[<prev] [next>] [<thread-prev] [thread-next>] [day] [month] [year] [list]
Message-ID: <20150127074015.13308.22535.stgit@birch.djwong.org>
Date: Mon, 26 Jan 2015 23:40:15 -0800
From: "Darrick J. Wong" <darrick.wong@...cle.com>
To: tytso@....edu, darrick.wong@...cle.com
Cc: linux-ext4@...r.kernel.org
Subject: [PATCH 43/54] copy-in: for files,
only iterate file blocks that are mapped
Rewrite the file copy-in algorithm to detect smaller holes in the
files we're copying in. Use SEEK_DATA/SEEK_HOLE/FIEMAP when available
to skip known empty parts. This fixes the particular bug where zeroed
blocks on a system with 64k pages are needlessly copied into a
4k-block filesystem.
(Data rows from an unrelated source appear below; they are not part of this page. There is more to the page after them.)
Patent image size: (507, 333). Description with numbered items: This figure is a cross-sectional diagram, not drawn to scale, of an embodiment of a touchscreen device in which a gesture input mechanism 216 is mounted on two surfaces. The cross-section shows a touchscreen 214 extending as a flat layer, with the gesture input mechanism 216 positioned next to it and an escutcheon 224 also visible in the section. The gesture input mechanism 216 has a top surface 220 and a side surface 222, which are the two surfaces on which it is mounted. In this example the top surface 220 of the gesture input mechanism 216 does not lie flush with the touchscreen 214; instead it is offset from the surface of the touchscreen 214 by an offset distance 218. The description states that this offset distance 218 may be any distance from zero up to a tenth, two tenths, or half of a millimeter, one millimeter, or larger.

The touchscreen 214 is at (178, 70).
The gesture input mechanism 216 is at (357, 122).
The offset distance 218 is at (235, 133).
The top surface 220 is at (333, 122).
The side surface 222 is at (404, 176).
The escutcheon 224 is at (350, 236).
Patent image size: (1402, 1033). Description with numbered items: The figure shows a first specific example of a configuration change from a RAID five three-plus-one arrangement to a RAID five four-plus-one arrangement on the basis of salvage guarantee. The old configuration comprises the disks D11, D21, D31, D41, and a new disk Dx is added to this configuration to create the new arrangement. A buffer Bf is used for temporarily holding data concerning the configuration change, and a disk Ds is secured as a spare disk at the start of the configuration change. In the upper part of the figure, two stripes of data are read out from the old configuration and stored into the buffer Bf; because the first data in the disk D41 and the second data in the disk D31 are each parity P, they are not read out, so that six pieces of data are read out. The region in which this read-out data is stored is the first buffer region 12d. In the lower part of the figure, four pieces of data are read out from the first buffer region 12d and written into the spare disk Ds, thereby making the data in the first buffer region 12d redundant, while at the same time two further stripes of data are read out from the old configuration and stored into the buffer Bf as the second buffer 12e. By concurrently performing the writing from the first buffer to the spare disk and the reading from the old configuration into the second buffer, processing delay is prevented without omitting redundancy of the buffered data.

It also saves time by skipping parts we know to
be zeroed.
Signed-off-by: Darrick J. Wong <darrick.wong@...cle.com>
---
misc/create_inode.c | 280 ++++++++++++++++++++++++++++++++++++---------------
1 file changed, 196 insertions(+), 84 deletions(-)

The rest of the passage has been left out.